Their survival strength is the labyrinth organ, that allows them to colonize low oxygen swampy zones larger predators avoid, because in shallow water, birds have a clear view. Larger predators get predated. They share with some tiny Bororas types, who handle that environment by staying small. But pet shop Bettas were removed from that environment hundreds of years ago, and cultivated for gambling. They've been jarred for centuries (not good in my eyes, btw - just a fact).

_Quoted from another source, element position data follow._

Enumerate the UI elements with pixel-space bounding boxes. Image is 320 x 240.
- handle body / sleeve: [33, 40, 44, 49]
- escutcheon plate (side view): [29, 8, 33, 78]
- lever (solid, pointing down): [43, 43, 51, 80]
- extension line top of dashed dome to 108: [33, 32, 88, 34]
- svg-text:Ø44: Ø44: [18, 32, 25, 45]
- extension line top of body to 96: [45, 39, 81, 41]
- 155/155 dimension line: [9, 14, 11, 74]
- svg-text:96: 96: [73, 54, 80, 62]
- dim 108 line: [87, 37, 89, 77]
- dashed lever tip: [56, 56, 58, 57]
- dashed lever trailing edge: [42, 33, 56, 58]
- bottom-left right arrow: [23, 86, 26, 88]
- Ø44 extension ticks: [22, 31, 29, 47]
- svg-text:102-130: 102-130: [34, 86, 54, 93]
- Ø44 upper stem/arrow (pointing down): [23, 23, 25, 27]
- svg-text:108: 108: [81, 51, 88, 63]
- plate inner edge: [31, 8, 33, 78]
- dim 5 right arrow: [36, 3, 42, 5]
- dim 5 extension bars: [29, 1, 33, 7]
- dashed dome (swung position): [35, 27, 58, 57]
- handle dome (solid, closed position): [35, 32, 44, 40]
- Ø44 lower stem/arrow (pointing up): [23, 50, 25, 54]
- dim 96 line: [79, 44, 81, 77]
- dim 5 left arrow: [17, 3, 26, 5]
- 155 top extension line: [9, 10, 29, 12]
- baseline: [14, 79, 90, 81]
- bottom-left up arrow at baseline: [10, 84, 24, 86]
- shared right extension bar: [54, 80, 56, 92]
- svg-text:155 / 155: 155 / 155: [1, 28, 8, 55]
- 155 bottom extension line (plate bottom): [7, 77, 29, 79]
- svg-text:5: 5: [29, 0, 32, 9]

If you read the thread, which it appears you didn't, I have kept wild caught splendens. They were relatively unaggressive. I have also watched go pro footage of them, taken by a forester friend. They hover , sometimes with other males in sight. They look up, for bugs. They conserve their energy. Conflict is fin flaring, and the invisible barriers are generally respected. You'd need a four foot by four foot one foot deep sandbox tank thick with Pistia or water hyacinth to see this
if you had wild caughts not bred for gambling or mild plakats raised together to see this at home. I've only ever seen one tank like that, run by a friend who had my plakat young in it. They had grown up together, as I had handed them over at under an inch. The tank ran for several years as a real conversation starter.
There's a hobby folklore/fishlore that says these fish are mad killers. Put them in a 5 with other fish, and yes, they can be. Most males though will take a zone and stay in it, and posters will ask why their Betta or 'beta' isn't at the front of the tank all the time. Are they better alone? With the bad breeding that creates the oversized fins, the fish is visibly handicapped, and may not be able to thrive in a community. I will never buy another longfin as my experience with wild caughts convinced me keeping fancy Bettas isn't ethical.
Hundreds of years of selective breeding created fighting lines for gambling. That's a problem. The percentage of "good fighters" was always low, which is a good thing. Decades of hobby breeding created fins that slow them down, and a Betta usually learns to live and let live quickly. When you buy them, they have been jarred since very early, as soon as their sex could be guessed at. This is to protect their fins because if they squabble, they tear them and we don't buy them then. It also increases aggro temporarily, as they have never shared space. Most Bettas adjust in a day or two. Then they are grumpy things, not stressed wannabe serial killers.
My sample is about 35 Bettas over 56 years of fishkeeping, with a another few hundred that I raised and sold or gave away when they were unsexable juvies. Lifespans for single Bettas in communities ran at about 5, although one got to 7 having lived in both types of setups. I used no tiny tanks except when I was a kid starting out and not knowing better. Even those fish were chill though. Not one of those bettas ever killed a tankmate. They barely chased them after 2 or 3 days in the tank.
In a properly chosen community, they tend to be the victim of fin nippers, not the killer. Some will show the breeding for gamblers still, and are usually the ones fighting with the reflections all around them. Avoid those ones.
We all need to constantly educate ourselves more, and I read every paper I can get on the Betta group, even though I don't plan to keep them again. If I were to stumble across a coccina group one, or picta - yeah, I'd bite. No more splendens for me. The issue isn't their aggression, it's ours. We feel free to create misshapen fish bred for aggression since some of us like to gamble on death. We have screwed a cool fish up outrageously. But in large enough tanks here with carefully chosen tankmates, they seemed very unstressed, long lived and calm.